By mid-June 1913, Albert felt he had a clearer picture of what medicines he needed for the next few months. He wrote to friends and supporters in Strasbourg to explain the situation:
I am now in a position to judge which medications are the most important. They are quinine; sodium sulfur; chaulmoogra oil, which is effective when blended with olive oil (to treat leprosy); sulfur (for scabies); potassium iodide (for a number of skin diseases); all cardiotonics (since the number of people suffering from heart disease and pneumonia is shockingly high); anything required for the preparation of soothing and desiccant ointments; bromine (epilepsy) and arsenicals. . . .
As long as the medical barracks are incomplete, working here is an arduous task. I spend my days in an old chicken coop without windows. . . . The people are very grateful for what we do for them. The misery is enormous.
In follow-up letters Albert appealed to his friends to send old clothing to a small band of church women at St. Nicholas Church in Strasbourg. The women would cut the items of clothing into strips for bandages and send them to Lambaréné. Most of all, Albert begged people to save glass bottles and tins for use in the clinic.
Albert and Hélène celebrated their first wedding anniversary on June 18, 1913. They went for a walk on the sandbar, which the low dry-season river level had exposed. They had to tread carefully, as this was the time of year that crocodiles became restless and were more likely to attack.
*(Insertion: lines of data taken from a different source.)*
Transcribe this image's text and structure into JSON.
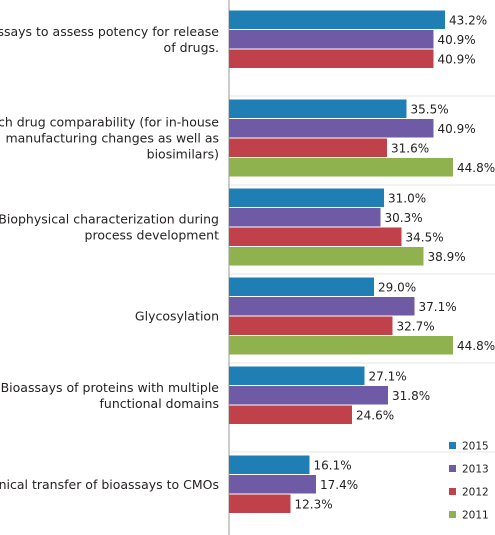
{
  "chart_data": {
    "type": "bar",
    "orientation": "horizontal",
    "categories": [
      [
        "Bio-assays to assess potency for release",
        "of drugs."
      ],
      [
        "Biotech drug comparability (for in-house",
        "manufacturing changes as well as",
        "biosimilars)"
      ],
      [
        "Biophysical characterization during",
        "process development"
      ],
      [
        "Glycosylation"
      ],
      [
        "Bioassays of proteins with multiple",
        "functional domains"
      ],
      [
        "Technical transfer of bioassays to CMOs"
      ]
    ],
    "series": [
      {
        "name": "2015",
        "color": "#1f7fb4",
        "values": [
          43.2,
          35.5,
          31.0,
          29.0,
          27.1,
          16.1
        ]
      },
      {
        "name": "2013",
        "color": "#6f5aa6",
        "values": [
          40.9,
          40.9,
          30.3,
          37.1,
          31.8,
          17.4
        ]
      },
      {
        "name": "2012",
        "color": "#c1414a",
        "values": [
          40.9,
          31.6,
          34.5,
          32.7,
          24.6,
          12.3
        ]
      },
      {
        "name": "2011",
        "color": "#8fb14e",
        "values": [
          null,
          44.8,
          38.9,
          44.8,
          null,
          null
        ]
      }
    ],
    "value_format": "%",
    "xlim": [
      0,
      50
    ],
    "grid": false,
    "legend_position": "bottom-right"
  }
}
In late July, laborers were hired to start laying the foundation for the first hospital building. The structure would consist of four rooms—two large rooms for consulting and surgeries, and two smaller rooms to serve as a dispensary and a sterilizing room. Once the workers had poured the foundation and the cement floors, they began erecting framework. The work went slowly. To Albert it seemed that every time he turned his back the laborers stopped working to smoke cigarettes and argue about things going on in their villages. Yet they still expected to be paid for a full day’s work. Albert grew so frustrated he talked to Joseph about it.
“Don’t be so anxious, Oganga. After all, it is your own fault,” Joseph told him. “The men have come to work for you. When you’re not there, they do not work. Why would they? If you want them to work, you must stay and work beside them.”